Outro sistema que poderia ser introduzido nas áreas de renovação seria o terraceamento, trata-se de uma prática mais intrusiva, contudo já utilizada pelos Incas em outras culturas. No caso o espaçamento recomendado entre linhas seria de 2,5 a 3,5 metros, dependendo da declividade, com plantio nos taludes, ficando os terraços para o transito de tratores super estreitos, com potência entre 40 a 50 cv e implementos para as operações de adubação, pulverização, poda e escoamento da produção, ficando a colheita facilitada com derriçadores portáteis. Este sistema tem sido empregado com sucesso no Brasil, para declividades de até 60%.

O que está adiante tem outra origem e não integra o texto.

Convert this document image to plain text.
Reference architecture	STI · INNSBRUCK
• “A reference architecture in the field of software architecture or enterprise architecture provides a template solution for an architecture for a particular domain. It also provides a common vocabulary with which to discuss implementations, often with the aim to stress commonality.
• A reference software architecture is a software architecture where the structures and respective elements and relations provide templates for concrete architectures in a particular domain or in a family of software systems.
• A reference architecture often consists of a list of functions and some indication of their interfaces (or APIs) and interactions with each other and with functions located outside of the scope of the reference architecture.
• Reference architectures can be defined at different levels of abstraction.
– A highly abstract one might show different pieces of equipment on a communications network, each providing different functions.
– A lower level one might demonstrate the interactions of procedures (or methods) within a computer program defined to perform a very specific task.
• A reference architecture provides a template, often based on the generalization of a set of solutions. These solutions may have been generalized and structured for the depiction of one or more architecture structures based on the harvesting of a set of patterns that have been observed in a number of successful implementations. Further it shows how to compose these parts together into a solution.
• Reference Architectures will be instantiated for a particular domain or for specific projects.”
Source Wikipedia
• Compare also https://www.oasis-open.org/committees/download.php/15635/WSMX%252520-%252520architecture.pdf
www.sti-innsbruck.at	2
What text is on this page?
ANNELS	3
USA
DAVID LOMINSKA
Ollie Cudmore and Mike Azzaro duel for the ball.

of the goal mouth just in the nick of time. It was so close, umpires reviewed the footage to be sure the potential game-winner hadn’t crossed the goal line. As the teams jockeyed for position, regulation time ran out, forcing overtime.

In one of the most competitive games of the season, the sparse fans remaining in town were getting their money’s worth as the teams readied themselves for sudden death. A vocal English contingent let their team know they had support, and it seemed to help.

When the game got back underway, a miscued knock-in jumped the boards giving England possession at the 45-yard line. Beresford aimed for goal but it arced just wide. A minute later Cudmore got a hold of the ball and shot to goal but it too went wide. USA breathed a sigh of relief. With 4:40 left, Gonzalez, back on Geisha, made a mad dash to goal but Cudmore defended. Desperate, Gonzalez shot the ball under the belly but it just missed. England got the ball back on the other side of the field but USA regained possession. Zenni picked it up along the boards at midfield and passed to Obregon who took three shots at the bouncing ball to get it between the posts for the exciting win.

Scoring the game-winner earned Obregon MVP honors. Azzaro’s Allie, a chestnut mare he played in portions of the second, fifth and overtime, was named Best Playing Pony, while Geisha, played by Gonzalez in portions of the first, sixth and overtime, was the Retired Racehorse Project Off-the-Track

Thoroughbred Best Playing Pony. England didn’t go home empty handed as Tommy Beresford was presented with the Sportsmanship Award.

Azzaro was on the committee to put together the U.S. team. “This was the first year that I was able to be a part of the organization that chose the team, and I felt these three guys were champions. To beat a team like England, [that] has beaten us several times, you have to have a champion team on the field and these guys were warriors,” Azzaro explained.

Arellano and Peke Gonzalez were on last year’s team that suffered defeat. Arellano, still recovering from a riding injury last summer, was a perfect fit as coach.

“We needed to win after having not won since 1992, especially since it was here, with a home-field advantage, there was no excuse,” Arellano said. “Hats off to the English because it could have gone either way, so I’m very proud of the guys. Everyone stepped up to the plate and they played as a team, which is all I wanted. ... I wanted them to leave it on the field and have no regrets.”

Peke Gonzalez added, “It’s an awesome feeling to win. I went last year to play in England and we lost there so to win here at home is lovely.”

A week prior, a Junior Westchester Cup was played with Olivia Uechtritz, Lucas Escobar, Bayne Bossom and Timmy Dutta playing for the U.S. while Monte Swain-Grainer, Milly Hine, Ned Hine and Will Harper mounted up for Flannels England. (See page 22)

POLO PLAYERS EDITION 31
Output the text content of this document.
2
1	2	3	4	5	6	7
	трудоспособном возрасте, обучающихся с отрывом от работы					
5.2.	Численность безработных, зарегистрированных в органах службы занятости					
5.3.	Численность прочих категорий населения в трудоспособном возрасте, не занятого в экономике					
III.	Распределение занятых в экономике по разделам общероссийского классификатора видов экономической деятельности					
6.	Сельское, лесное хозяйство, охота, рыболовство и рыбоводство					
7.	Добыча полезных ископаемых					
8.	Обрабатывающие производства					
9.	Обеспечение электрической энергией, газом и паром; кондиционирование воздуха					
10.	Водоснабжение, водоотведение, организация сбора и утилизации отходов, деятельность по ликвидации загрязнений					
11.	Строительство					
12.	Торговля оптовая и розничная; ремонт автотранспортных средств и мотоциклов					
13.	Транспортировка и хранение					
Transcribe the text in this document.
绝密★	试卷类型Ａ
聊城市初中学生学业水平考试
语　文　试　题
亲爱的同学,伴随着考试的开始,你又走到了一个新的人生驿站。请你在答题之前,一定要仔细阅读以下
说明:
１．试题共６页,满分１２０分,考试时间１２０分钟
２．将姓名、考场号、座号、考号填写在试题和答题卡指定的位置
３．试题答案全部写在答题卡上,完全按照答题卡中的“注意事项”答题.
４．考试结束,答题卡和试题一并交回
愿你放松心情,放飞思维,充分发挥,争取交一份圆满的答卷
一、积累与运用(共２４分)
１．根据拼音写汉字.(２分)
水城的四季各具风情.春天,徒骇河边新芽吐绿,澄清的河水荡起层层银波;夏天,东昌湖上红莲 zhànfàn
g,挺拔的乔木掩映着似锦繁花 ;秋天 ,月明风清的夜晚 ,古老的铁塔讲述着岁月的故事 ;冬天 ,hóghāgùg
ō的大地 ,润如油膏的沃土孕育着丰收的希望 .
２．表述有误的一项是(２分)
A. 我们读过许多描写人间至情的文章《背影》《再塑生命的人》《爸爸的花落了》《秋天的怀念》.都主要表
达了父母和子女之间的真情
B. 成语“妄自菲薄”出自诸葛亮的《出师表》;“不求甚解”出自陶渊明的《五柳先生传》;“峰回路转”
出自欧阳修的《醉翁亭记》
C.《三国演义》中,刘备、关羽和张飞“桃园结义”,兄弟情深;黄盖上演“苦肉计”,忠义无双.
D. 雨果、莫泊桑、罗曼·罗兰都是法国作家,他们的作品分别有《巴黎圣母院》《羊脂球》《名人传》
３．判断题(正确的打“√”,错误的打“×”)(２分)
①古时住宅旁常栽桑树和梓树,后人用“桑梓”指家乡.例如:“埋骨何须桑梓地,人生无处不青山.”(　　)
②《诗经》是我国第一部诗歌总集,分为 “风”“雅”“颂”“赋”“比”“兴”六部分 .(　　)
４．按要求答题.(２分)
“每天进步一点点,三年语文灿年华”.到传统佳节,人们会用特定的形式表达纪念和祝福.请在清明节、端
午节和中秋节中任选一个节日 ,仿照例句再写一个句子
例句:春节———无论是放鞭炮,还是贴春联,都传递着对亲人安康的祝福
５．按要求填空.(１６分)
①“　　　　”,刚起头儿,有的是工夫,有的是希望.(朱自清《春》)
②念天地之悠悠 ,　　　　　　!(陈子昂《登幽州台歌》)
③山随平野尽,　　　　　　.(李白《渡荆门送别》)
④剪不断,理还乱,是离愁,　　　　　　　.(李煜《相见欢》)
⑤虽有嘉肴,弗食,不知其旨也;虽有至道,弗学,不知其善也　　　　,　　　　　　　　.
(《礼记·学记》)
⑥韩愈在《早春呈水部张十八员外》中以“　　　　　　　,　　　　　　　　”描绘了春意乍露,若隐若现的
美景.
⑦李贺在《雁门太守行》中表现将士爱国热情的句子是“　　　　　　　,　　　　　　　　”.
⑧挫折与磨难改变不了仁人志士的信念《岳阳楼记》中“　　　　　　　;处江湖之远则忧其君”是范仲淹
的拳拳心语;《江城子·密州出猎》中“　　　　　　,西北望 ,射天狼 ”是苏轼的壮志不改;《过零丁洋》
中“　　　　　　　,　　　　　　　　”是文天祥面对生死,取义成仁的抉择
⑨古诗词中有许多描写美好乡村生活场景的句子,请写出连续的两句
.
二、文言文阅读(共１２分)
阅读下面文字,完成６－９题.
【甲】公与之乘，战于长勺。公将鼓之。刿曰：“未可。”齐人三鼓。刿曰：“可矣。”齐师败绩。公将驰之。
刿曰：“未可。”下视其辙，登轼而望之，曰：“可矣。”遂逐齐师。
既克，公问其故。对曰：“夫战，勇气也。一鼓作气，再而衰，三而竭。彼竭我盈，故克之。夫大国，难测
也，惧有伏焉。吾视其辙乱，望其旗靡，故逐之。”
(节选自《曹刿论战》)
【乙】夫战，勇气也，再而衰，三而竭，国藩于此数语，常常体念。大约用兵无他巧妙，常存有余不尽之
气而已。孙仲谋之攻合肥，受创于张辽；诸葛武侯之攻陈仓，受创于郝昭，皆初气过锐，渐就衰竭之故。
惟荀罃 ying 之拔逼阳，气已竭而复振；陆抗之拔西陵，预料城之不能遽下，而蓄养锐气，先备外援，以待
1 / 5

Plantio em sistema de terraços |
Lavoura terraceada no Sul de Minas/Brasil, 40% de declividade. |
O custo do serviço manual na safra de 2011/2012 na região Sul de Minas/Brasil foi de US$ 50,00, sem contar encargos sociais, com custo parcial de US$ 2,30 a 3,30/medida de 20 litros. Em lavoura terraceada e com colheita semimecanizada o custo caiu para US$ 0,80 a 2,50/medida colhida. Aumento da eficiência da mão de obra de 35 a 65% e redução média de custo de 50%.
Em contra ponto se a cafeicultura Brasileira adotar o plantio adensado no sistema agroflorestal, buscando maior produtividade, qualidade e agregando as vantagens deste sistema, as limitações ficam exclusivamente por conta da mão de obra, já bastante escassa e onerosa. Sendo que a solução passa pela mecanização da lavoura, com o aprimoramento das colhedoras de menor porte, sobretudo com menores índices de perdas de colheita e multifuncionalidade para atenderem as operações de tratamento fitossanitário, adubação e poda. Talvez seja este no próximo desafia da inovação tecnológica em mecanização, para uma cafeicultura mais tecnificada e sem limitações.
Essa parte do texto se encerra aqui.